26 Sep 2019

Four Stats That Caught Our Eye from “The Bellwether Report Series 2019: Is the Future Small?”

The 2019 Bellwether Reports focus on issues and trends the U.K. legal industry is paying close attention to, covering topics like stress in the legal profession, the attributes solicitors consider to be essential in today’s rapidly changing legal market, Brexit and the general state of small law firms.

Here are four stats from the small law firm report that caught our eye—and you’ll find they’re perfectly applicable to the U.S. legal market.

64% of small firm solicitors previously worked in medium, large or top tier firms

We’ve discussed time and time again the trend of attorneys from large firms, including Big Law firms, leaving those firms to launch their own small boutique firms. The Bellwether Report not only lends some quantitative support to this trend, it suggests an interesting dynamic: the majority of solicitors at small firms spent at least some of their careers at larger firms. This means that they have been exposed to (theoretically) several successful processes that worked at larger firms, which they could implement at their small firms. Of course, on the flip side, these solicitors were previously at firms that perhaps had more resources to support those processes and procedures. As we have previously discussed however, AI, automation and other technological advances have helped shrink the divide between large and small firm resources in recent years—a trend that’s not likely to slow anytime soon.

56% of small firm solicitors said that work/life balance was a major benefit of working at a small firm

When we saw this stat, alarm bells went off in our heads. We’ve been told frequently that small and solo firms were the cures to the perennial work/life balance issues that ail attorneys. And yet, just slightly more than half of the small firm solicitors surveyed thought that work/life balance was a major benefit to working at a small law firm.

We take this to mean that small firm solicitors are working about as hard as they would be if they were at larger firms. The idea that small firms are not necessarily the answers to the legal industry’s work/life balance issues is not new. In our , we found that small law firm attorneys in the U.S. were working at least eight hours a day in the office, (although they were often billing only a fraction of that time each day).

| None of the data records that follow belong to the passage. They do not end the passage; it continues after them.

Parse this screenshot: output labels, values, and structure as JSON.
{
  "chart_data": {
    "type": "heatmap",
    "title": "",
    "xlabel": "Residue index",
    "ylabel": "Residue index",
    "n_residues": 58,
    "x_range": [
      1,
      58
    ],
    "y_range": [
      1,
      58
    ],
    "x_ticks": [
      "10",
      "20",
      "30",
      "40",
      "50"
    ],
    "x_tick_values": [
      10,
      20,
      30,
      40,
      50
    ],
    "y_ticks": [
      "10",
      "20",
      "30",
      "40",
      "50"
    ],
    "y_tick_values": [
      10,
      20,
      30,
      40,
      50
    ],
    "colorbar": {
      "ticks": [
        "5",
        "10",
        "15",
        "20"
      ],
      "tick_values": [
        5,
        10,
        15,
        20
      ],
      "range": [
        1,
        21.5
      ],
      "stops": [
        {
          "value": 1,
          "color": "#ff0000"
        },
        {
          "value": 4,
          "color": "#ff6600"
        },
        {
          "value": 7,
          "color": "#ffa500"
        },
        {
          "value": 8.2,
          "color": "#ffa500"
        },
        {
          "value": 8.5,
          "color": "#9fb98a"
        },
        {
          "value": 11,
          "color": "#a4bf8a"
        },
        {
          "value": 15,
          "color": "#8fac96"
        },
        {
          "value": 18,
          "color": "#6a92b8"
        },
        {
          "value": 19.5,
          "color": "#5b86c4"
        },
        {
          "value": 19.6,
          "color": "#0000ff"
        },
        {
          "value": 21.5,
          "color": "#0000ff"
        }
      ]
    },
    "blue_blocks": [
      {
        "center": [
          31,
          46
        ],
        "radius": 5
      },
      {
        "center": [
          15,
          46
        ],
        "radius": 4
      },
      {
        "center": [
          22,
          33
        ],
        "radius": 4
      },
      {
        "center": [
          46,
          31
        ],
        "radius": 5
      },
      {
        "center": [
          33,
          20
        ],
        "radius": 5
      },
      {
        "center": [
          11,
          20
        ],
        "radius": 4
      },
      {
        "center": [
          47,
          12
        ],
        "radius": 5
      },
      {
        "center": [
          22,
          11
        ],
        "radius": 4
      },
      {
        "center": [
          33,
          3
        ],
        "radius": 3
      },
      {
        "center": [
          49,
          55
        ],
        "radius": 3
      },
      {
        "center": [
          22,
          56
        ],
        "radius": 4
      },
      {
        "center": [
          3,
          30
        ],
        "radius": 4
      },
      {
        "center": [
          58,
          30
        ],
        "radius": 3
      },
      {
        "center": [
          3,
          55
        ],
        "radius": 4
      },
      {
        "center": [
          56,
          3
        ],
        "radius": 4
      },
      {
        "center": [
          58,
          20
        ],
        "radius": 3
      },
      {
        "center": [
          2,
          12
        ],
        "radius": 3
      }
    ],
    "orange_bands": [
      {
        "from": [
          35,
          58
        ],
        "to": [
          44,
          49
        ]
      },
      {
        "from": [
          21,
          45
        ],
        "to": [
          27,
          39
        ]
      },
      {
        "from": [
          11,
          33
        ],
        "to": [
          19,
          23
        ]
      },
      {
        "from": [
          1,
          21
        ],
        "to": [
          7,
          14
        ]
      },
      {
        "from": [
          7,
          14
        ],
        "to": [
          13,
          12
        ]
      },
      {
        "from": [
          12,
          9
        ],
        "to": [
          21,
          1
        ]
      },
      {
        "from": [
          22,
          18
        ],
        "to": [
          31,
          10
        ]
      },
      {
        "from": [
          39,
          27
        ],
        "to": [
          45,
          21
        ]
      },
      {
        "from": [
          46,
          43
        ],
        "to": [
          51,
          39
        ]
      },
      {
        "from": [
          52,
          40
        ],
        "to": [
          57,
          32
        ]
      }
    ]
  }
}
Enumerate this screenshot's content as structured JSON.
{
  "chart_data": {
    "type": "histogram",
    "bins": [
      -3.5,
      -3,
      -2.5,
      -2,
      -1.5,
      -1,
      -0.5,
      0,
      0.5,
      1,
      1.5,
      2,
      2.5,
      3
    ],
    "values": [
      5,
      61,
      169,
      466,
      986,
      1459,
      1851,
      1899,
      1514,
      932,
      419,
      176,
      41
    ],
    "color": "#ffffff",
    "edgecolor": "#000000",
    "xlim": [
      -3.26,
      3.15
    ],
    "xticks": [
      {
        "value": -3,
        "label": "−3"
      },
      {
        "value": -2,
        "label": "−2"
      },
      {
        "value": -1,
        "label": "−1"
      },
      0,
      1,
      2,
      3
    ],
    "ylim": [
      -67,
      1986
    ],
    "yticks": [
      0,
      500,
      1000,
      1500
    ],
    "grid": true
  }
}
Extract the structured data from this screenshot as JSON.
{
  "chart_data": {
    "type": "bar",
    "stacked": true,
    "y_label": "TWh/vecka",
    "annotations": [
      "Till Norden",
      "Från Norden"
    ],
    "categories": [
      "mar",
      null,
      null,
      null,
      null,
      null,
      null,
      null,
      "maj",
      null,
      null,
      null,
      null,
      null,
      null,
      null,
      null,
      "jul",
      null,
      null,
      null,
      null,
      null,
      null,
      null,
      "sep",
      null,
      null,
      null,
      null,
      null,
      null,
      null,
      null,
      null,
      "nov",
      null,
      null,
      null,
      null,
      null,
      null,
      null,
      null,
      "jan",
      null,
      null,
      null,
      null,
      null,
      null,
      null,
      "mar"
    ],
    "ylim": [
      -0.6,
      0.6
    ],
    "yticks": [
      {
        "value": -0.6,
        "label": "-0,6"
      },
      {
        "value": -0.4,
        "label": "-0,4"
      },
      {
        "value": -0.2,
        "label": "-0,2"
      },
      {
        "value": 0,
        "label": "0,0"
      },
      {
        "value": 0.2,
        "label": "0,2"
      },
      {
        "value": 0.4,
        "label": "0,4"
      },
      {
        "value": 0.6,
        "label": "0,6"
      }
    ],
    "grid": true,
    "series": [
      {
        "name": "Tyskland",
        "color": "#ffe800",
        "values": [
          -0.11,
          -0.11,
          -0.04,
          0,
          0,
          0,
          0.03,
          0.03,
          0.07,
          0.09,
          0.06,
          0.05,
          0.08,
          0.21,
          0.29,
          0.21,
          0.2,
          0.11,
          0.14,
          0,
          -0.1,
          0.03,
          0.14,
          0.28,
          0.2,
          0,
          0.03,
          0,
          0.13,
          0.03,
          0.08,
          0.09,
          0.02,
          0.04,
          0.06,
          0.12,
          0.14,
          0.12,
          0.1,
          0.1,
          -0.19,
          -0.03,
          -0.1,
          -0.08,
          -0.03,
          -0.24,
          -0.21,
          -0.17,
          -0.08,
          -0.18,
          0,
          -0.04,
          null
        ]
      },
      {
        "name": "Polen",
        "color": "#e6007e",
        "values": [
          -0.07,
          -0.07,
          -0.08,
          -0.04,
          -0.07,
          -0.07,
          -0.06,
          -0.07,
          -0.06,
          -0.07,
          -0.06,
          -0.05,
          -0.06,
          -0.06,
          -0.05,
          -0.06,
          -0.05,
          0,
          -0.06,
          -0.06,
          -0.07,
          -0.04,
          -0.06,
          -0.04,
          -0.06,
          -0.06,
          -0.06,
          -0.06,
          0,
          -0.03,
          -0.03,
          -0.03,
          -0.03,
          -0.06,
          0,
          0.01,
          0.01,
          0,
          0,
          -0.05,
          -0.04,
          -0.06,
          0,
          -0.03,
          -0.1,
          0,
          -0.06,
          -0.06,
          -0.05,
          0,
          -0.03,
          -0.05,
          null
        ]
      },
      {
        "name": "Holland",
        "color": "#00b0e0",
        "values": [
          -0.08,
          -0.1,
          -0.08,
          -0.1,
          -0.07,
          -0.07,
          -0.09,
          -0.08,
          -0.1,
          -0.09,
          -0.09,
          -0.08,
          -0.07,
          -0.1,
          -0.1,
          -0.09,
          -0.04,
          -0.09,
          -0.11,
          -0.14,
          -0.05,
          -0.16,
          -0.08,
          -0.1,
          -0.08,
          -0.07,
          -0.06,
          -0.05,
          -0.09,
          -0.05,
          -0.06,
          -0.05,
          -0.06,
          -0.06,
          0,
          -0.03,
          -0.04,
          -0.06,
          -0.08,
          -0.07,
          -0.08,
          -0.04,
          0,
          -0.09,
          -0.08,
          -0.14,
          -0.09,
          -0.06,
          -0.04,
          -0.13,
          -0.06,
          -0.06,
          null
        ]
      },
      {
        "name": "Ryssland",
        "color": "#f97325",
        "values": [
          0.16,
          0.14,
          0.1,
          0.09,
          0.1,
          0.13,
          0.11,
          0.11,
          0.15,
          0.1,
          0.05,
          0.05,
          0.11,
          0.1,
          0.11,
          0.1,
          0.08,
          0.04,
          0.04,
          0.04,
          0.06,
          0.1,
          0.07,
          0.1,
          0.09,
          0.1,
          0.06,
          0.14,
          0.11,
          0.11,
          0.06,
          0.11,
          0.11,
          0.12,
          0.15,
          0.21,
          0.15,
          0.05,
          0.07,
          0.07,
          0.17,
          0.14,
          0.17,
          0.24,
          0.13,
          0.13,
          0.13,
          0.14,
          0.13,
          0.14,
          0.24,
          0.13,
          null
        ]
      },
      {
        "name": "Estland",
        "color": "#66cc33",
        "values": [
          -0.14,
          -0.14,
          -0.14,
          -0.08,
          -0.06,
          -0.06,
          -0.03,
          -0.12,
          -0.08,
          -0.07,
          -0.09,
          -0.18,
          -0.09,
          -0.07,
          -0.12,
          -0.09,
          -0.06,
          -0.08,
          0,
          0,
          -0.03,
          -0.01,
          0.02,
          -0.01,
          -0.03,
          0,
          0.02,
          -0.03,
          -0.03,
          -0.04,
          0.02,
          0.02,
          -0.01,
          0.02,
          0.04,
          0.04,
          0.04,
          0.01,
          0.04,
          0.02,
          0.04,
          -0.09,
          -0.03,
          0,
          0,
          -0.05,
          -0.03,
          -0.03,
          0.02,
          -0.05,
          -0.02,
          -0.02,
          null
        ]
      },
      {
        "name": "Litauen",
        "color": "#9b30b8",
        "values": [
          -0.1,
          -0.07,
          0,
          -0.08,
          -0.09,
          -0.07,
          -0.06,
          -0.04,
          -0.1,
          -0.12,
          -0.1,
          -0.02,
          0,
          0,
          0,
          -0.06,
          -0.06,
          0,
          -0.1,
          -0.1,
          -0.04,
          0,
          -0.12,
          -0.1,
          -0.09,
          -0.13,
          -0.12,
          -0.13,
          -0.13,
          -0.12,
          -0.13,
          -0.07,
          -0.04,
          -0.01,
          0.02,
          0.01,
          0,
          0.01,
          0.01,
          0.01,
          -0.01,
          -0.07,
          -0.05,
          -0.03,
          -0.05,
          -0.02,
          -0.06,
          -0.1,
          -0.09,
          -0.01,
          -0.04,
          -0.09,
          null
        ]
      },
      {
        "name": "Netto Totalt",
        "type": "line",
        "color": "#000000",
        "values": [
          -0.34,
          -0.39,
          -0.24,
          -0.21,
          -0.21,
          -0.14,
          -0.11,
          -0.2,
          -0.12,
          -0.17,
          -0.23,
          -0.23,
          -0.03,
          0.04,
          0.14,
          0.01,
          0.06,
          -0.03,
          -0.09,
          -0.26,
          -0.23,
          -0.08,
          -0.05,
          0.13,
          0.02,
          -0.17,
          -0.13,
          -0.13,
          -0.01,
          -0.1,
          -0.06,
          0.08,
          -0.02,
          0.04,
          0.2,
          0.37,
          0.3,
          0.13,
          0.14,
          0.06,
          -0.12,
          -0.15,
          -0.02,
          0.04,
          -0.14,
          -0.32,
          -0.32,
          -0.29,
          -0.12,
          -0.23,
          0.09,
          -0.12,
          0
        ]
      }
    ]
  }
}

74% of small firm solicitors said that building a pipeline of future business was an issue

Twenty-five percent of respondents said that attracting new clients was a major issue, while another 49 percent said that doing so was a minor issue. We can’t speak for the remaining 26 percent—either they are bona fide rainmakers who aren’t worried about their new client pipelines, or they have no idea how important marketing is to the survival of their firms.

Nevertheless, this stat caught our eye because it shows that the vast majority of small law firm attorneys understand that they cannot ignore marketing and business development. We’ve previously covered aspects of law firm marketing—and we expect to do so again in the future—because it is a topic of utmost importance to small law firms.

Without some form of marketing, there won’t be new and returning clients. Without clients, there can be no revenues. And without revenues, there can be no law firm. For lawyers thinking about making the move to a smaller law firm, they must understand that they will need to market themselves and their firms in order to stay afloat.

51% of small firm solicitors said that their firms are optimally sized for success

Barely half of respondents thought their firms were not sized appropriately for continued success. There are two possible ways to interpret this. Either the respondents believe their firms must continue to grow in size in order to handle the number of clients they feel are required for their firms to be profitable and successful. Or respondents thought their firms needed to grow in order to handle the kinds of clients they feel are required for their firms’ success.

Whatever the interpretation, this relatively low number is an indication that small law firms must engage in more or better strategic planning. Through strategic planning, lawyers and their firms can determine the direction their businesses should be taking and develop strategies for getting there. This includes assembling the right team, targeting the right clients and pricing fees to ensure profitability. With only one out of every two small firm U.K. solicitors believing that their firms are optimally sized for success, it is clear that there are many small firms out there in desperate need of a strategic approach to growth.

Trends that transcend country borders

This Bellwether Report was based on online surveys completed by 176 solicitors in the U.K. and Wales, along with eight in-depth interviews with lawyers in small firms and small offices of larger firms. Twenty percent of respondents worked in a firm with 20-plus fee earners, 23 percent worked in firms with 11 to 20 fee earners, 46 percent worked in firms with two to 10 fee earners and 11 percent worked in a firm where they were the only fee earner.

But don’t let the surveys’ U.K. origins fool you. The rise of boutique firms founded by Big Law expats, the struggle to find work/life balance, the importance of marketing and the need for strategic planning are important topics that lawyers here in the United States and all across the world are dealing with today—and will continue to grapple with for the foreseeable future.